This 18th century map of Maryland is the first published atlas map of the State of Maryland published in America. The copper plate engraving portrays Maryland's topography, networks of natural waterways (at a level of detail from river to creek to marsh and even a beaver dam), main routes, counties, cities and towns as of 1795. Baltimore is drawn with a small city grid. The map includes an inset showing the continuation of the Potomac River from Fort Cumberland. The Pocomoke River is shown ending in a tree filled Cypress Swamp that straddles the border of Maryland and Delaware. A small portion of New Jersey is shown across Delaware Bay. The eastern shore of Virginia is traversed with travel routes east into Delaware. Old, soft hand coloring in this example of the map adds additional definition to state boundary lines, the border and the scale.
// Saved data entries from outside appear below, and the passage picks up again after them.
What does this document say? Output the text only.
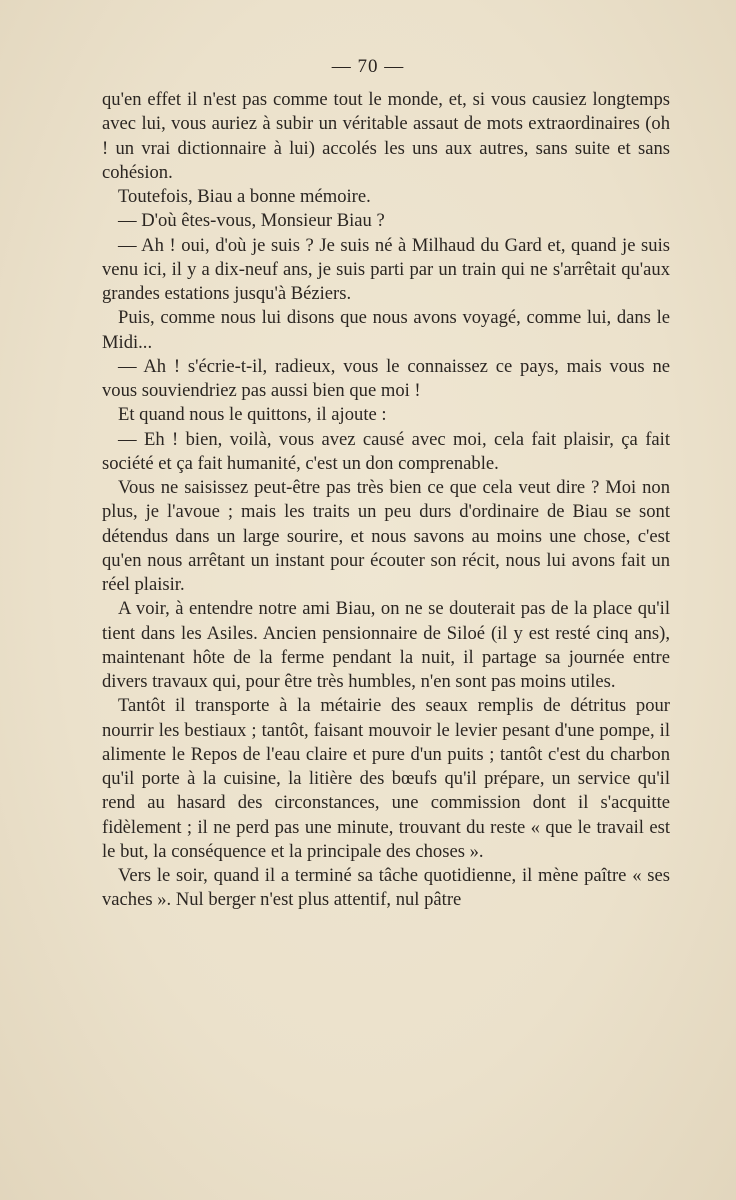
— 70 —

qu'en effet il n'est pas comme tout le monde, et, si vous causiez longtemps avec lui, vous auriez à subir un véritable assaut de mots extraordinaires (oh ! un vrai dictionnaire à lui) accolés les uns aux autres, sans suite et sans cohésion.

Toutefois, Biau a bonne mémoire.

— D'où êtes-vous, Monsieur Biau ?

— Ah ! oui, d'où je suis ? Je suis né à Milhaud du Gard et, quand je suis venu ici, il y a dix-neuf ans, je suis parti par un train qui ne s'arrêtait qu'aux grandes estations jusqu'à Béziers.

Puis, comme nous lui disons que nous avons voyagé, comme lui, dans le Midi...

— Ah ! s'écrie-t-il, radieux, vous le connaissez ce pays, mais vous ne vous souviendriez pas aussi bien que moi !

Et quand nous le quittons, il ajoute :

— Eh ! bien, voilà, vous avez causé avec moi, cela fait plaisir, ça fait société et ça fait humanité, c'est un don comprenable.

Vous ne saisissez peut-être pas très bien ce que cela veut dire ? Moi non plus, je l'avoue ; mais les traits un peu durs d'ordinaire de Biau se sont détendus dans un large sourire, et nous savons au moins une chose, c'est qu'en nous arrêtant un instant pour écouter son récit, nous lui avons fait un réel plaisir.

A voir, à entendre notre ami Biau, on ne se douterait pas de la place qu'il tient dans les Asiles. Ancien pensionnaire de Siloé (il y est resté cinq ans), maintenant hôte de la ferme pendant la nuit, il partage sa journée entre divers travaux qui, pour être très humbles, n'en sont pas moins utiles.

Tantôt il transporte à la métairie des seaux remplis de détritus pour nourrir les bestiaux ; tantôt, faisant mouvoir le levier pesant d'une pompe, il alimente le Repos de l'eau claire et pure d'un puits ; tantôt c'est du charbon qu'il porte à la cuisine, la litière des bœufs qu'il prépare, un service qu'il rend au hasard des circonstances, une commission dont il s'acquitte fidèlement ; il ne perd pas une minute, trouvant du reste « que le travail est le but, la conséquence et la principale des choses ».

Vers le soir, quand il a terminé sa tâche quotidienne, il mène paître « ses vaches ». Nul berger n'est plus attentif, nul pâtre
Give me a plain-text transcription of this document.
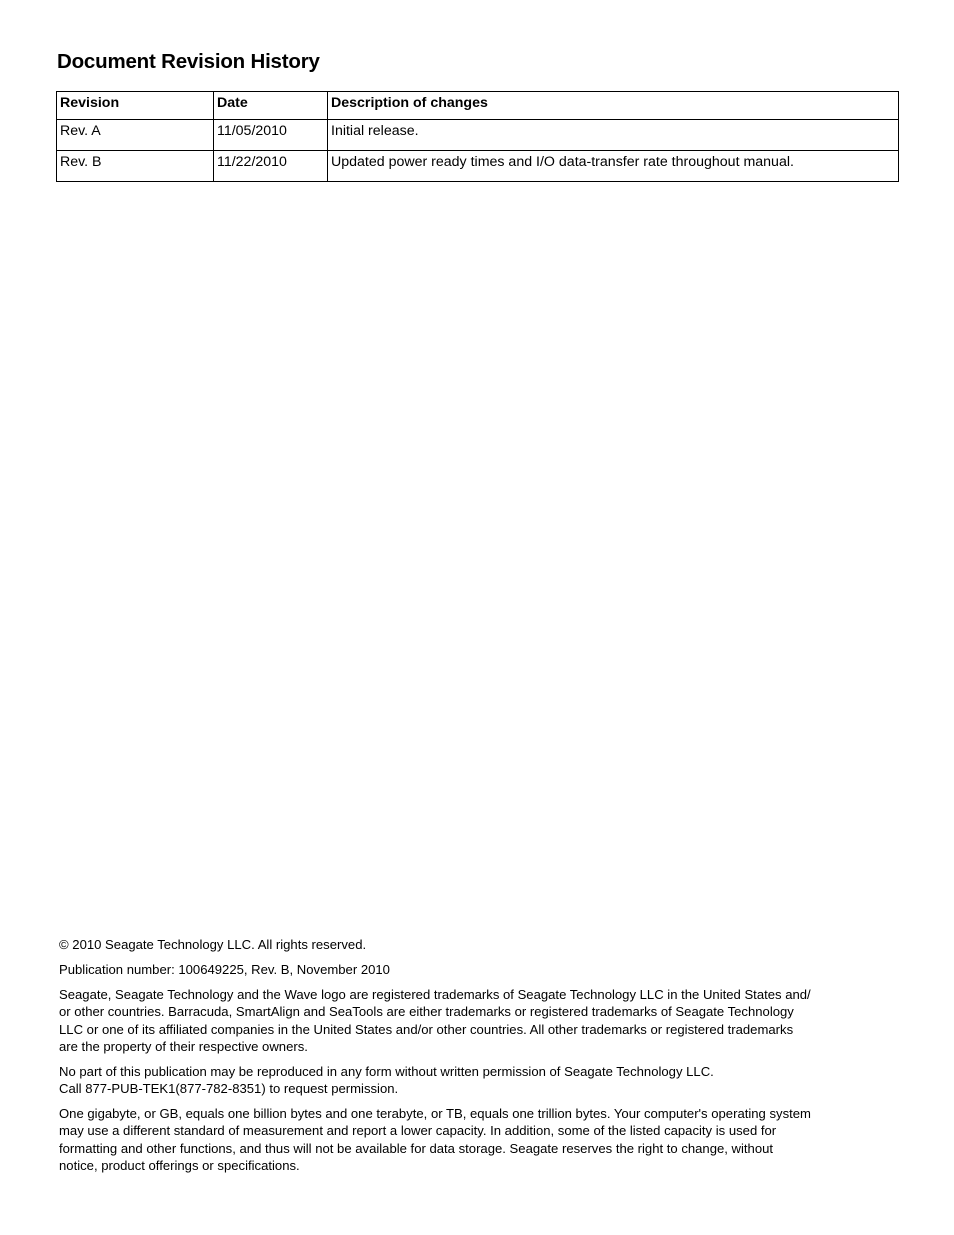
Document Revision History
Revision	Date	Description of changes
Rev. A	11/05/2010	Initial release.
Rev. B	11/22/2010	Updated power ready times and I/O data-transfer rate throughout manual.

© 2010 Seagate Technology LLC. All rights reserved.

Publication number: 100649225, Rev. B, November 2010

Seagate, Seagate Technology and the Wave logo are registered trademarks of Seagate Technology LLC in the United States and/
or other countries. Barracuda, SmartAlign and SeaTools are either trademarks or registered trademarks of Seagate Technology
LLC or one of its affiliated companies in the United States and/or other countries. All other trademarks or registered trademarks
are the property of their respective owners.

No part of this publication may be reproduced in any form without written permission of Seagate Technology LLC.
Call 877-PUB-TEK1(877-782-8351) to request permission.

One gigabyte, or GB, equals one billion bytes and one terabyte, or TB, equals one trillion bytes. Your computer's operating system
may use a different standard of measurement and report a lower capacity. In addition, some of the listed capacity is used for
formatting and other functions, and thus will not be available for data storage. Seagate reserves the right to change, without
notice, product offerings or specifications.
The prime meridian is from both Philadelphia and London. Distance is measured at a scale of 69 ½ American miles to a degree. The coast of the Chesapeake Bay and shore of the Potomac are also drawn in fine detail, with Mt. Vernon shown in plan, the settlement at George Town also in plan and a large plan at Washington. Mountains crossing into Virginia are drawn with shading. North of Washington in Frederic County Peter's Tavern is located on the main route. The Dover Ferry is noted on the Eastern leg of Maryland.
Samuel Lewis' map of The State of Maryland, from the best Authorities is a compilation of travel and mapping both on foot and off shore acquired before the American Revolution and updated over the next 19 years to 1795.